Temperatures are expected to remain in the high 20s in Victoria and Nanaimo and over 30 C in Port Alberni today — not quite as stifling as in previous few days but still particularly hard on people without homes.

Grant McKenzie of Our Place, which offers services to the street population, said the 90 or so people living outside the agency on Pandora Avenue don’t have a lot of shade to retreat to, and the tents many of them use offer little respite from the sun.

“Those tents get really hot,” he said. “They can become like saunas.”

During the heat wave, Our Place is being “extra vigilant” in checking on people, McKenzie said.

“We’re fortunate we have ­paramedics on staff and ­outreach workers,” he said. “So we go out and we’ve got a whole load of sunscreen and bottled water.”

Those who need to cool off are invited to come inside the building to enjoy the air conditioning or have a shower. “It’s just really keeping an eye out,” McKenzie said.

Having paramedics to look in on people is important because they can see if anyone is exhibiting heat-related symptoms, he said, adding regulating body heat is particularly challenging for those who use fentanyl or other opioids.

“If people are opioid users, it can be quite easy for them to curl up in a ball somewhere with the sun beating down on them,” he said. “They don’t ­regulate their heat, so it’s very easy for people to go into heat stroke.”

He said the public often thinks of donating to Our Place when the weather is colder, but the agency spends a lot of money keeping people safe at this time of year, too. “And financial ­donations are always important so we can buy more water and more sunscreen and things like that.”

Contributions can be made at

New heat records set, warnings still in effect

Environment Canada meteorologist Armel Castellan said while heat warnings were still in effect around the Island on Tuesday, winds from Juan de Fuca Strait are bringing temperatures down slightly for now, although they’re expected to rise again on the weekend.

Twenty-seven daily temperature records were set in B.C. on Monday, and 25 on Sunday.

On Monday, Campbell River hit 33.4 C, eclipsing the previous record for the day of 33 C, set in 2010, while the Malahat hit 32.3 C, beating the old record of 30.4 for the same day in 2020.

Castellan said Greater Victoria can see a wide range of temperatures on a given day — the ocean’s influence on Monday, for example, kept Victoria Harbour at 18 C or 19 C while Victoria International Airport saw temperatures in the high 20s.

The norm for Greater Victoria at this time of year is 22 C.

For farmers such as Terry Michell, recent weather has meant crews have been starting to work earlier in the day and irrigation is going around the clock.

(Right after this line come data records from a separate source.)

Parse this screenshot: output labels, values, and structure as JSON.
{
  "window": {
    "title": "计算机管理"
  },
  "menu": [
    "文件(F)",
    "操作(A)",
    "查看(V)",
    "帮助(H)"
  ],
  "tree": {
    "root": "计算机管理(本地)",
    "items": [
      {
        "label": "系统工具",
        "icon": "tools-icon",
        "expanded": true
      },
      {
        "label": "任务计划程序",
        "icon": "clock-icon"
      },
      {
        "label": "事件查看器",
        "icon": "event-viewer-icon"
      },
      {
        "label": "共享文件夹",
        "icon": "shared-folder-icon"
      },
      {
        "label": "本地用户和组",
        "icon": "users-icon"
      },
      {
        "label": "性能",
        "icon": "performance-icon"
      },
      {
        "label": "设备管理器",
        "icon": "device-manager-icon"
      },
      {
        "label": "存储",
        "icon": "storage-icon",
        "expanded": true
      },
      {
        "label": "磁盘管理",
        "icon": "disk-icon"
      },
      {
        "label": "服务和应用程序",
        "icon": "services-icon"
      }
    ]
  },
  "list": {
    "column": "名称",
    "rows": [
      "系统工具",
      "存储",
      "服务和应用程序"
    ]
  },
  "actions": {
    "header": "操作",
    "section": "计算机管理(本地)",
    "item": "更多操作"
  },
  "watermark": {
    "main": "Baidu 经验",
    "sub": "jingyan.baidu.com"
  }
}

“Young plants that we’ve planted for the winter need a lot of moisture to keep them from drying out,” he said. “It’s busy times — it’s non-stop.”

Michell said it’s been a very good year for berries. “At berry season we’d rather be irrigating than trying to fend off the rain.”

Lettuce, carrots, onion, beets and cauliflower are also in good supply, Michell said.

“There’s a fair amount of things you can find either at the stands or at the grocery store.”